Bacaini.id, KEDIRI – Ditengah usianya yang terbilang sudah senja, Subroto Kakek (78 tahun) terus berkreasi membuat wayang kulit tradisional. Usaha tersebut ia tekuni dengan tujuan melestarikan budaya Jawa.
Kakek yang kini bermukim di Desa Panjer, Kecamatan Plosoklaten, Kabupaten Kediri itu mengatakan, pembuatan wayang ini ditekuninya sejak ia berusia 15 tahun. Saat itu dirinya diajari oleh sang ayah yang merupakan pengrajin wayang sekaligus dalang pada eranya.
Subroto mengatakan, dalam pembuatannya ia masih memakai alat tradisional. Adapun wayang buatannya berbahan kulit lembu asli. Bahan tersebut ia dapat dari salah satu pengusaha kulit disana. “Saya menatah sendiri, alatnya terbuat dari besi, lalu dicat dengan kuas. Warna catnya sesuai karakter wayang dan keinginan yang pesan,” katanya.
Bahkan dirinya sendiri juga puluhan tahun menjadi gender atau penuntun suara saat mengikuti tanggapan wayang di Blitar. Keahlian tersebut juga dari keluarganya yang merupakan pecinta kesenian wayang tradisional sejak dulu.
“Saya terus mengasah keterampilan saya membuat wayang kulit, sejak bapak saya meninggal, saya yang jadi penerus usahanya sampai sekarang,” tutur kakek kelahiran 1942 itu.
Lambat laun usaha warisan dari bapaknya menjadi berkah baginya, wayang kulit buatannya semakin dikenal dan diminati masyarakat luas. Pesanan tidak hanya dari pelaku tanggapan seni wayang kulit tradisional, bahkan hingga kolektor wayang kulit menjadi pelanggannya.
Saat ini pesanan tidak hanya datang dari wilayah Kediri dan Jawa Timur, bahkan pengiriman dilakukan hingga Banyuwangi dan juga Sulawesi. “Yang di Sulawesi juga untuk tanggapan wayang, bukan untuk koleksi. Mereka tahu kualitasnya jadi mau pesan buatan saya,” tambahnya.
Sebelum masa pandemi, Subroto biasa membuat 50 buah wayang dengan ukuran kecil dan besar setiap bulannya. Dibanderol harga mulai Rp 400 ribu untuk wayang kecil hingga paling besar dan paling mahal mencapai Rp 3 juta, omzet sekitar Rp 7 juta didapatkannya setiap satu bulan.

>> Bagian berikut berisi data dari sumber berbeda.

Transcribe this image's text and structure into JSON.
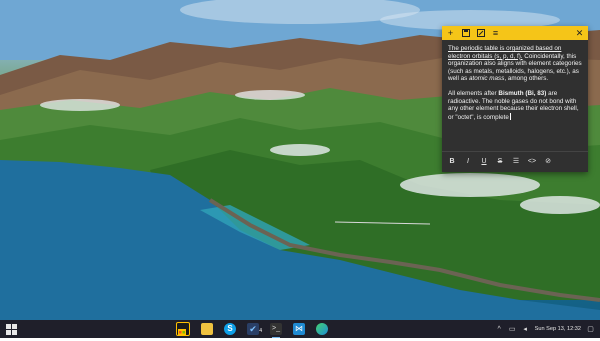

Memasuki masa pandemi, dia terpaksa menurunkan harga pasaran wayang kulit buatannya. Wayang ukuran kecil dijual Rp 300 ribu, dan yang paling mahal dan besar seharga Rp 2,5 juta. Penurunan harga dilakukannya agar pelanggan tetap mau membeli wayang kulit buatannya.
Strategi itu ternyata mampu mendongkrak pesanan yang datang, di luar perkiraan turunnya harga jual menjadi aji mumpung bagi pelaku seni wayang kulit dan kolektor untuk memburu kerajinan wayang buatannya. Bahkan saat ini dia sedang menggarap 125 wayang kulit pesanan seorang dalang asal Blitar.
Walaupun peningkatan dan penurunan lebih sering terjadi secara bergantian, Subroto tetap konsisten dan produktif selama masa pandemi. Tidak hanya itu, omzet bulanan yang didapatkan juga meningkat.
“Sekitar 10 juta setiap bulan selama masa pandemi ini. Berapapun pesanan yang datang ya tetap saya terima dan saya buatkan sesuai keinginan pemesan,” papar Subroto.
Menurut Subroto, hal ini sebagai berkah dari ketekunannya, selain pendapatan meningkat dia juga tetap menjaga kelestarian budaya. Dia berharap generasi muda saat ini bisa ikut berperan lebih dalam melestarikan kebudayaan peninggalan nenek moyang dan tidak lupa akan sejarah.
“Saya berharap generasi muda jangan sampai melupakan seni wayang kulit ini karena sudah menjadi peninggalan jaman kuno dan sangat perlu dilestarikan,” tutup Subroto.